Marion Jones was sentenced Friday to six months in prison for lying about using steroids and a check-fraud scam.
The sentence came despite Jones' plea that she not be separated from her two young children "even for a short period of time."
"I ask you to be as merciful as a human being can be," said Jones, who cried on her husband's shoulder after she was sentenced.
The disgraced former Olympic champion was ordered to surrender March 11 to begin her term.
U.S. District Judge Kenneth Karas said he gave her the maximum under her plea deal to send a message to athletes who have abused drugs and overlooked the values of "hard work, dedication, teamwork and sportsmanship."
"Athletes in society have an elevated status, they entertain, they inspire, and perhaps, most important, they serve as role models," Karas said.
The 31-year-old Jones also was given two years' probation and supervised release, during which she will be required to perform 800 hours of community service.
The judge said this would take advantage of Jones' "eloquence, strength and her ability to work with kids."

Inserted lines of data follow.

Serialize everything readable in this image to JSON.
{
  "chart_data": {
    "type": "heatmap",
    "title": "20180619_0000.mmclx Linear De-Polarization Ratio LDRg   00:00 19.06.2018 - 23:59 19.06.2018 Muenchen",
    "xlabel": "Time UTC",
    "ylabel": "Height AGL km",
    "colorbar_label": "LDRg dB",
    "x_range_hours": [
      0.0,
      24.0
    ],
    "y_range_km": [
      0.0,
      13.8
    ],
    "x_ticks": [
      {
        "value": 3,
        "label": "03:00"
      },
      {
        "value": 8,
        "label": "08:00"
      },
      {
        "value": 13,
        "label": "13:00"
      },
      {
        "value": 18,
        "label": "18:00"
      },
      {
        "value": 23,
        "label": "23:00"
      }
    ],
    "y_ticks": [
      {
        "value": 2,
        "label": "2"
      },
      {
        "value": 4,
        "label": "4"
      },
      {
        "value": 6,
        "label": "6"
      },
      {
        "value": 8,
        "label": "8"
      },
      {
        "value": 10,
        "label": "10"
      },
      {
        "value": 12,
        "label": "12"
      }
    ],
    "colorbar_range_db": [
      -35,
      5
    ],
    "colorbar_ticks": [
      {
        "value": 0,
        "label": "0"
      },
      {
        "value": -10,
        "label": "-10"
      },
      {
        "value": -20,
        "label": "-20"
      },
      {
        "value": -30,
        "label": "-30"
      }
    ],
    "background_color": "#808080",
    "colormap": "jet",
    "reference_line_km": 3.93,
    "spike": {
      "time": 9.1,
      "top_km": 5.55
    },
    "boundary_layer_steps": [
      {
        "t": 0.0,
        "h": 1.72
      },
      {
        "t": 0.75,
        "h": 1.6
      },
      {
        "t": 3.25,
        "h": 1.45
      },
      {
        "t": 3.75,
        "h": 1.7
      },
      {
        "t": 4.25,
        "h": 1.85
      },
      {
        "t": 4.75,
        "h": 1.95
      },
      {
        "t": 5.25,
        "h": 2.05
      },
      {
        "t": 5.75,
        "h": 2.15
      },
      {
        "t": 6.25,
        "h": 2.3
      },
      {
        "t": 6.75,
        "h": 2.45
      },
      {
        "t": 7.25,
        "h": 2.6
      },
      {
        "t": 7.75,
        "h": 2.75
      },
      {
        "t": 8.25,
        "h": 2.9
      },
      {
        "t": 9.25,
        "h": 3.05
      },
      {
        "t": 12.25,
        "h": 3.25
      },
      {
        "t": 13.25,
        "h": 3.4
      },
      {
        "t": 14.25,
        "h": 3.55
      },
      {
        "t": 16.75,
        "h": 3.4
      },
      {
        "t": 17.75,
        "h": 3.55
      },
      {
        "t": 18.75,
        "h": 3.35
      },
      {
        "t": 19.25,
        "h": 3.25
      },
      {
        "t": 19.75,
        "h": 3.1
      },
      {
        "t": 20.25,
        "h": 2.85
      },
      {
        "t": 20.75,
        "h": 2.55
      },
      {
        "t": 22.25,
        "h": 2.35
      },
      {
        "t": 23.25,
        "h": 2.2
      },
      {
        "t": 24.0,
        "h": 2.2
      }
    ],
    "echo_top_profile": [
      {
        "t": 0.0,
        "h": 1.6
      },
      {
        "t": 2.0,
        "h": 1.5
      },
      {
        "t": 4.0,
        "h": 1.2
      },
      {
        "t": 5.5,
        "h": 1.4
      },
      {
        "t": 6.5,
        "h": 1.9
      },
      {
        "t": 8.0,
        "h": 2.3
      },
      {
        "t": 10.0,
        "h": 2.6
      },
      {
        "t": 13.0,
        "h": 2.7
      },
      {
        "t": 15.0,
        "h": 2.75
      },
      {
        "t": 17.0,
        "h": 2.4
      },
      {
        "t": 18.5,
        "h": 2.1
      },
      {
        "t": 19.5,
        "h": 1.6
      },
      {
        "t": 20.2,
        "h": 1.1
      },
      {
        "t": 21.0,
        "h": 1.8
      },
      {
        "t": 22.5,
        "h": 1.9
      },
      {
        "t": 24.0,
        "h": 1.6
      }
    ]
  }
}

It was her children that worried Jones most as she beseeched the judge for a lighter sentence, talking at length about her two boys, including the infant son she's still nursing.
"My passion in life has always been my family," Jones said. "I know the day is quickly approaching when my boys ask me about these current events. I intend to be honest and forthright ... and guide them into not making the same mistakes."
The sentence completes a stunning fall for the woman who was once the most celebrated female athlete in the world. She won three gold and two bronze medals at the 2000 Sydney Olympics.
After long denying she ever had used performance-enhancing drugs, Jones admitted last October she lied to federal investigators in November 2003, acknowledging she took the designer steroid "the clear" from September 2000 to July 2001. "The clear" has been linked to BALCO, the lab at the center of the steroids scandal in professional sports.
She also admitted lying about her knowledge of the involvement of Tim Montgomery, the father of her older son Monty, in a scheme to cash millions of dollars worth of stolen or forged checks. Montgomery and several others have been convicted in that scam. They include Jones' former coach, Olympic champion Steve Riddick, who was to be sentenced later Friday.
After her guilty pleas last October, Jones made an apologetic and teary-eyed statement outside court, saying, "It's with a great amount of shame that I stand before you and tell you that I have betrayed your trust."
"I have been dishonest, and you have the right to be angry with me," she added. "I have let (my family) down. I have let my country down, and I have let myself down. ... I want to ask for your forgiveness for my actions, and I hope you can find it in your heart to forgive me."
Jones returned her Olympic medals - golds in the 100 meters, 200 meters and 1,600-meter relay and bronzes in the long jump and 400-meter relay - even before the International Olympic Committee ordered her to do so and wiped her results from the books.
Jones was among the many athletes who testified in 2003 before a grand jury investigating the Bay Area Laboratory Co-Operative.
On the day she pleaded guilty, prosecutors said a 2003 search warrant at BALCO uncovered ledgers, purchases, doping calendars, and various blood-test results connected to Jones and former coach Trevor Graham.
She took EPO, human growth hormone and THG using drops and injections, according to the court documents that show use in 2000 and 2001.